Overview
Disorders of the eyelid and adjacent areas include contact dermatitis, hordeolum (stye), chalazion, lice infestation of the eyelid, blepharitis, and certain carcinomas. Only contact dermatitis is amenable to self-treatment.
A hordeolum (stye) is an infection of one of the glands of the eyelid. The cause is invariably one of the staphylococcal species associated with blepharitis (e.g., Staphylococcus epidermidis or Staphylococcus aureus). A chalazion is a sterile granuloma that is very similar in appearance to a hordeolum. Chalazia are not infectious and may involve one of the lid glands or may be located near (but not on) the eyelid.
Lice infestation of the eyelids is caused by the organisms Phthirus pubis (crab louse) or Pediculus humanus capitis (head louse).

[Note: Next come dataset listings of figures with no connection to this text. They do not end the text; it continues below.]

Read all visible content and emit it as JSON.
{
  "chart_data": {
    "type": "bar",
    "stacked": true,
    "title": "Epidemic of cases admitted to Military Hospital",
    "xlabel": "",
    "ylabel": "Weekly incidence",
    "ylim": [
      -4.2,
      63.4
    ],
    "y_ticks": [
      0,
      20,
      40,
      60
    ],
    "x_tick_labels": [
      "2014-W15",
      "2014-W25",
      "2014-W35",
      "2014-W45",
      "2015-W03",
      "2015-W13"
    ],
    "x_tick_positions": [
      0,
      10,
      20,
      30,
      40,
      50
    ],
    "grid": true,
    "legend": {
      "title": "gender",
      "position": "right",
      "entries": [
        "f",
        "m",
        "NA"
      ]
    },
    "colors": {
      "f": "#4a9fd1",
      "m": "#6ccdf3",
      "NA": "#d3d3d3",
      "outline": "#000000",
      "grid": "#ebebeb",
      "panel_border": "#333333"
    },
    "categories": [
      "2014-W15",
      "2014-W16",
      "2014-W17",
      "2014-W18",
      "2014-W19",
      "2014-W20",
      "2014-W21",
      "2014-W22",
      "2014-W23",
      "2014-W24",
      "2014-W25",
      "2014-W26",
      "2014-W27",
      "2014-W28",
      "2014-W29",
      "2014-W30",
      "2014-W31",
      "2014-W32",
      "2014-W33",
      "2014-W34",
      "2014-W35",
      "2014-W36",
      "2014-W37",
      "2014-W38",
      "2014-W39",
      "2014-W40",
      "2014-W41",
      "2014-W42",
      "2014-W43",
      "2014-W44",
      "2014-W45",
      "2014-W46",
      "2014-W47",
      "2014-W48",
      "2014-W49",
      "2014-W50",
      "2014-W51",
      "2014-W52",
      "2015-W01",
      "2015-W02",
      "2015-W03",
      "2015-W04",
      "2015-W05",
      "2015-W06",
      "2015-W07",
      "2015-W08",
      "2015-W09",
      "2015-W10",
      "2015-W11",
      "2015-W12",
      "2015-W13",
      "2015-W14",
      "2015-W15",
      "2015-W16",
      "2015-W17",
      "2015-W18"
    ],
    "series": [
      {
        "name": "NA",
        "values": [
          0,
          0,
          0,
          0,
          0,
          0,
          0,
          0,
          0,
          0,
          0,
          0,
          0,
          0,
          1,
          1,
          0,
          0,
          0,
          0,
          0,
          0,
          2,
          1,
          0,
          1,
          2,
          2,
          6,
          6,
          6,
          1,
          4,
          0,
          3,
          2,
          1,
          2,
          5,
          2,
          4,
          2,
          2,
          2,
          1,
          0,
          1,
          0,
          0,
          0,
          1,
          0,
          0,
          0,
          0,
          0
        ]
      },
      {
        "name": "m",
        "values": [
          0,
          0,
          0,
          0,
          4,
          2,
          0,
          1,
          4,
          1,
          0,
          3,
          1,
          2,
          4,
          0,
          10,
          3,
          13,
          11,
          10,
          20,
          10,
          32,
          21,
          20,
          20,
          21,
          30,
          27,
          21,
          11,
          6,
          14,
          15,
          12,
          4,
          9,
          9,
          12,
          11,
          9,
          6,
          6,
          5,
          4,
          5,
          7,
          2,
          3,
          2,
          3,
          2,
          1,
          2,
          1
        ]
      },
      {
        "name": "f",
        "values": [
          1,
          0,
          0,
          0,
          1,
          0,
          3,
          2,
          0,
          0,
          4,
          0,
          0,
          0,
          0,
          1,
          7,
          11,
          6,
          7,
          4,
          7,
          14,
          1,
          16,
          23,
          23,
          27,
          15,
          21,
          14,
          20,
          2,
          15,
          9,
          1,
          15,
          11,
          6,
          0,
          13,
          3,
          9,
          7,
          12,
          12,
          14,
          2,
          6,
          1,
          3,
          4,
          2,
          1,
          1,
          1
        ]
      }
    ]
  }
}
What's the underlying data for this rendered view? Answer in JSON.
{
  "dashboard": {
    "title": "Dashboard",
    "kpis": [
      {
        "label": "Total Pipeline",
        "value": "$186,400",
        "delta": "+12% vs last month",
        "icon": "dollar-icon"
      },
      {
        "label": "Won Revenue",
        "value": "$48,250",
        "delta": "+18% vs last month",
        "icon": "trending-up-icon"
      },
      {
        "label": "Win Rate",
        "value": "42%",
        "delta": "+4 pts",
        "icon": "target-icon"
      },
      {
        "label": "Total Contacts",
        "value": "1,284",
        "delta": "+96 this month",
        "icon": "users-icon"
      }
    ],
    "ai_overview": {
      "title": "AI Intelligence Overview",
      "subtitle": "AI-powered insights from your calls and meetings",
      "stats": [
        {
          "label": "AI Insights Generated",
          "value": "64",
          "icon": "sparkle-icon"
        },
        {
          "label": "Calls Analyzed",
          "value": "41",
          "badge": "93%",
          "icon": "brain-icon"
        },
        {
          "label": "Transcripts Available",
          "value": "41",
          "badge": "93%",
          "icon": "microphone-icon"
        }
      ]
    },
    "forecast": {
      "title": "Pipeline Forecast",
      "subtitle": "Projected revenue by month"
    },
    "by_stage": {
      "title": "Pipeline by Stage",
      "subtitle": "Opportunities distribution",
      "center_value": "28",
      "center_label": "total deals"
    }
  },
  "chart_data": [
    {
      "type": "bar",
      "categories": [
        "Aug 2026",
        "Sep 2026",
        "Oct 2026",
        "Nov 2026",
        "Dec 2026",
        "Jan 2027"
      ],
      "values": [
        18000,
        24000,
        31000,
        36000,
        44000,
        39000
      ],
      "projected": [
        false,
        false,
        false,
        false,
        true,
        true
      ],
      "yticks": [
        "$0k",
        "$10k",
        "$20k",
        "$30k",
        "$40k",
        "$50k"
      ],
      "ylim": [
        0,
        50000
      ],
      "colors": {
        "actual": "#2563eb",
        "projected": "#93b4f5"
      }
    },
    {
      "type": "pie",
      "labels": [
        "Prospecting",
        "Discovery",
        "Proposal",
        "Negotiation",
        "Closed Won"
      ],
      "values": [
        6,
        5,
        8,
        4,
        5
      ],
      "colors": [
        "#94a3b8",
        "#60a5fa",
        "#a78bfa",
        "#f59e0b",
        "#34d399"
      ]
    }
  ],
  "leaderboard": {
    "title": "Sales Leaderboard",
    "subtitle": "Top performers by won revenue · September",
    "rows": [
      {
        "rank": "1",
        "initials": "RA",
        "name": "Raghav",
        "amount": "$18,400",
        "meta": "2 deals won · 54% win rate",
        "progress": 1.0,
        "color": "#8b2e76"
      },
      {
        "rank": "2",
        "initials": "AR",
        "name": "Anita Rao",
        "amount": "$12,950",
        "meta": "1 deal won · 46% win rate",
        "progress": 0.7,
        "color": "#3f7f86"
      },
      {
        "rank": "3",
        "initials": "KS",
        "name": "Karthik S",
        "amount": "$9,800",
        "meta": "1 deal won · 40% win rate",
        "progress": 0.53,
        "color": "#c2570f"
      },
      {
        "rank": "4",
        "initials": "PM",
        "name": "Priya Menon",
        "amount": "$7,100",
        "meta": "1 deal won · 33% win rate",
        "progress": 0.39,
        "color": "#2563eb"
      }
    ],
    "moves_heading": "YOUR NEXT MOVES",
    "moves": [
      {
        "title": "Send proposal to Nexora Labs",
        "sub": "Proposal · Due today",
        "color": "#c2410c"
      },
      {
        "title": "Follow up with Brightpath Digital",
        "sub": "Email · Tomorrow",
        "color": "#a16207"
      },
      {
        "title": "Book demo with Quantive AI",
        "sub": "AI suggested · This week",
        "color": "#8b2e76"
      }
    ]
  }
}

Blepharitis is an inflammatory condition associated with an accumulation of debris along the eyelid margins. It is caused most commonly by Staphylococcus epidermidis, Staphylococcus aureus, seborrheic dermatitis, or a combination of these. All forms of blepharitis tend to be chronic, and onset can occur in childhood with periods of exacerbation and remission.
Basal cell carcinoma on the eyelid may present as a nodule with a white, pearl-like appearance. Carcinoma of a sebaceous gland may be black in appearance, with loss of cilia (eyelashes), neovascularization, and/or bleeding. Patients who have an ocular nodule with these symptoms should see an eye care provider for evaluation.